75 Percent of Banks Concentrate on Sales Over Customer Service say Efma and Misys
- 24.11.2015 00:00 am
Banks continue to face challenges when driving customer sales and acquisition via digital channels – according to new global retail banking study published today by Misys and Efma. Read the full report and infographic here.
The majority of banks (87%) perform less than ten percent of sales via digital and for one in five banks, this figure falls to less than one percent of sales. In addition, only 12 percent of customer acquisition is conducted via digital channels, proving banks are failing to fully exploit online and mobile to engage customers. 40 percent of new customer acquisition is still conducted via the branch, according to the research.
Globally, banks forecast that sales via digital channels will jump from 13 per cent on average today up to 75 percent in three years’ time. However, banks must overcome the biggest barriers to customer driven sales to achieve this significant migration to digital channels. 39 percent of banks cite culture and 26 percent blame technology barriers on their failure to achieve greater digital sales.
Vincent Bastid, CEO, Efma, said: “The ambitious plans to drive the majority of sales via digital channels are unachievable in the current technology environment. Banks must develop a strategic link between digital channels and their ability to support customer experiences that – crucially – result in sales outcomes. Those banks that flourish will be customer-focused institutions, founded on core software and systems that can deliver better customer experiences as well as increase sales, all via an omni-channel approach.”
Core banking systems are the number one technology challenge, with 61 percent stating they are a barrier to optimising sales performance. Indeed, a third of banks view core systems as incapable of meeting the demands of the sales process, with 12 percent referring to their banks’ core system as ‘highly incapable’. Examining the business impact of technology issues facing sales teams, slow time to market with new products and services is causing the most pain. Banks are also frustrated by an inability to create customer-driven, personal products and services.
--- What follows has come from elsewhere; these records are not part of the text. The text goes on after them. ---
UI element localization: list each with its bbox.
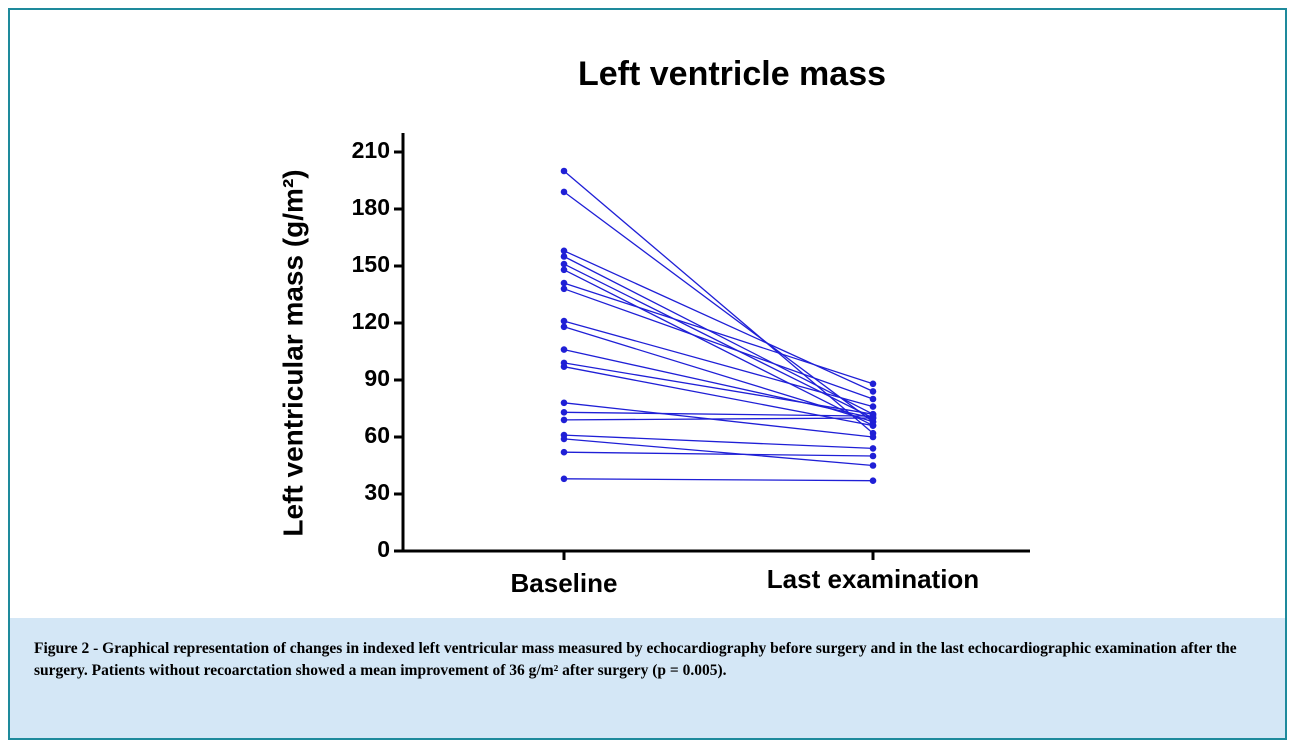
chart: Left ventricle mass Left ventricular mas… [277,55,1030,598]
y-tick-label: 30 [364,479,390,505]
y-tick-label: 210 [352,137,390,163]
pair-line [563,269,874,427]
point [560,266,568,274]
point [560,409,568,416]
y-tick-label: 0 [377,536,390,562]
point [560,416,568,424]
y-tick-label: 90 [364,365,390,391]
y-tick-label: 150 [352,251,390,277]
point [869,433,877,441]
pair-line [563,417,874,421]
pair-line [563,320,874,408]
point [869,445,877,452]
y-axis-label: Left ventricular mass (g/m²) [277,169,308,536]
pair-line [563,288,874,400]
y-tick-label: 60 [364,422,390,448]
point [560,247,568,255]
point [560,260,568,268]
point [869,477,877,485]
pair-line [563,411,874,417]
point [560,188,568,196]
x-tick-label: Baseline [511,568,618,598]
pair-line [563,451,874,457]
point [560,317,568,325]
pair-line [563,250,874,392]
point [560,279,568,287]
point [560,399,568,407]
pair-line [563,348,874,419]
pair-line [563,362,874,415]
point [869,452,877,460]
pair-line [563,478,874,482]
y-tick-label: 180 [352,194,390,220]
point [869,395,877,403]
caption: Figure 2 - Graphical representation of c… [10,618,1285,738]
point [560,285,568,293]
point [560,448,568,456]
point [869,462,877,469]
pair-line [563,282,874,385]
pair-line [563,255,874,415]
point [869,422,877,429]
point [869,403,877,410]
figure-frame: Left ventricle mass Left ventricular mas… [8,8,1287,740]
pair-line [563,438,874,467]
pair-line [563,434,874,450]
point [869,388,877,395]
point [560,435,568,443]
point [560,253,568,260]
x-tick-label: Last examination [767,564,979,594]
point [560,363,568,371]
point [560,167,568,175]
point [869,380,877,388]
pair-line [563,366,874,427]
point [560,323,568,331]
pair-line [563,170,874,434]
point [560,475,568,483]
pair-line [563,402,874,438]
y-tick-label: 120 [352,308,390,334]
chart-title: Left ventricle mass [578,55,886,93]
pair-line [563,191,874,423]
point [869,414,877,422]
point [560,346,568,353]
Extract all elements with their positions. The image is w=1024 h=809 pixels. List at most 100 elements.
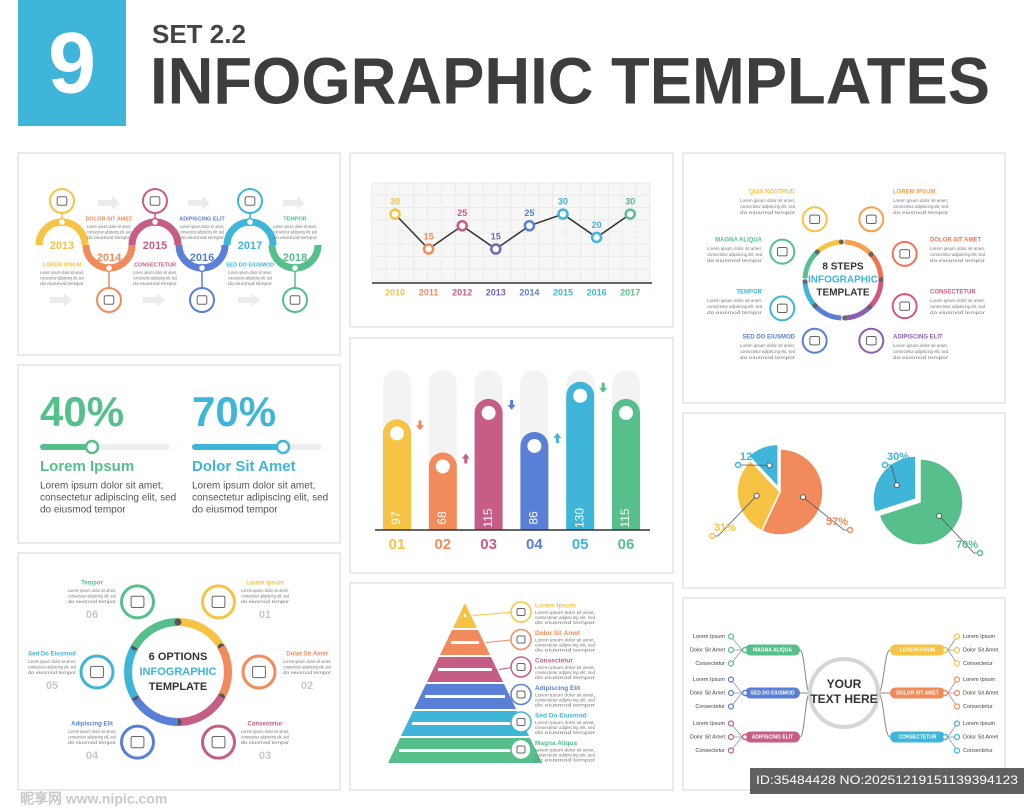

Mark Yamin-Ali, Retail Banking Solution Lead, Misys, commented: “Banks can leverage new technologies in more sophisticated ways that not only enhance customer-relevant interactions but also drive bottom line impact. The real issue here is core banking – banks which focus only on digital to achieve customer-centricity will have a beautiful shop window, with outdated stock. Customer-centricity must be from channels to the core. And only with core modernisation, can banks reap the full benefits of digital innovation.”
In spite of the lack of progress achieved, 48 percent of respondents believe ‘customer centricity’ is an overused term. Moreover, 75 percent state that banks have not concentrated efforts on improving customer services in recent years and remain focused on sales specific activities.